We see all too often organizations tepid on making the ultimate commitment to change play in the extremes. Going too far and thrusting teams into change beyond their readiness can signal both poor planning, and a back-pocket attempt to ensure change efforts fail at the will of the status quo. Not going far enough can signal a team that isn't ready to make big change, and most likely doesn't fully understand the goal of change initiatives.

Schwartz calls this the danger of "Competing Commitments." From number 5:

Here's a very simple way to surface your competing commitment. Think about a change you really want to make. Now ask yourself what you're currently doing or not doing to undermine that primary commitment. If you are trying to get more focused on important priorities, for example, your competing commitment might be the desire to be highly responsive and available to those emailing you.

For any change effort you launch, it's key to surface your competing commitment and then ask yourself "How can I design this practice so I get the desired benefits but also minimize the costs I fear it will prompt?"

By our experience, he's vastly underplaying the point.
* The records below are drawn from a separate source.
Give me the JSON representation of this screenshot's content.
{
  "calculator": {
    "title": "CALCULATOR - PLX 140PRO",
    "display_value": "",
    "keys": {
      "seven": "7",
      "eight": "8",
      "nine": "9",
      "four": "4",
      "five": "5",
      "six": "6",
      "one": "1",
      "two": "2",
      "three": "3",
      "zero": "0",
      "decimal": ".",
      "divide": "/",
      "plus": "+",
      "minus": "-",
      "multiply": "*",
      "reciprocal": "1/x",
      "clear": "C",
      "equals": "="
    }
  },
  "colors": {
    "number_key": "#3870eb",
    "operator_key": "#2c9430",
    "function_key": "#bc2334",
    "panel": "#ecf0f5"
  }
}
The biggest danger that lies in uncovering competing commitments is the subconscious unwillingness to veer off the path of the status quo. Integrating teams across functions, units, service centers, and so on, counts on our collective ability to show benefits powerful enough to lead those with deeply entrenched habits that may fly in the face of our objective. It takes great leadership and skill to navigate those waters; Schwartz's is a great piece to continue our thinking here.